The girl listens with rapt attention to the Bible stories. She gets along well with the other children and likes seeing them because she doesn’t usually get to play with them. Mama won’t let her run barefoot, or wade in the coal mine run-off creek, or catch insects and pull their wings off. And she isn't allowed to say words like "piss" and "shit," which are everyday words to the other kids.
At the end of the lesson today, the minister comes in. They have been learning the Lord's Prayer, and he wants to check on their progress.

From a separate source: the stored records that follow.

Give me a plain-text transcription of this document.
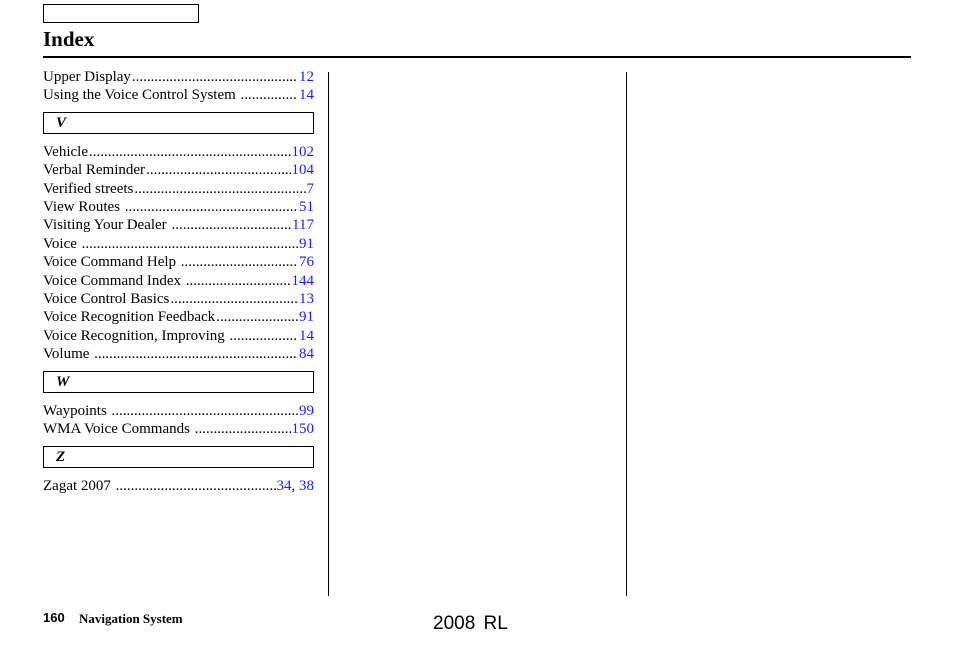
Index
Upper Display .....	12
Using the Voice Control System .....	14
V
Vehicle .....	102
Verbal Reminder .....	104
Verified streets .....	7
View Routes .....	51
Visiting Your Dealer .....	117
Voice .....	91
Voice Command Help .....	76
Voice Command Index .....	144
Voice Control Basics .....	13
Voice Recognition Feedback .....	91
Voice Recognition, Improving .....	14
Volume .....	84
W
Waypoints .....	99
WMA Voice Commands .....	150
Z
Zagat 2007 .....	34, 38
160 Navigation System	2008 RL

The children stand up and all recite together: "Our Father, which art in heaven..."
The little girl knows it by heart already; she learned it long before she began coming to this Sunday school. "... but deliver us from evil. Amen," she finishes. But the other kids say more.
The minister glares at her and says, "Why didn't you learn it, like you were told?"
"Oh," she says. "I already learned it."
"But, you didn't learn it all."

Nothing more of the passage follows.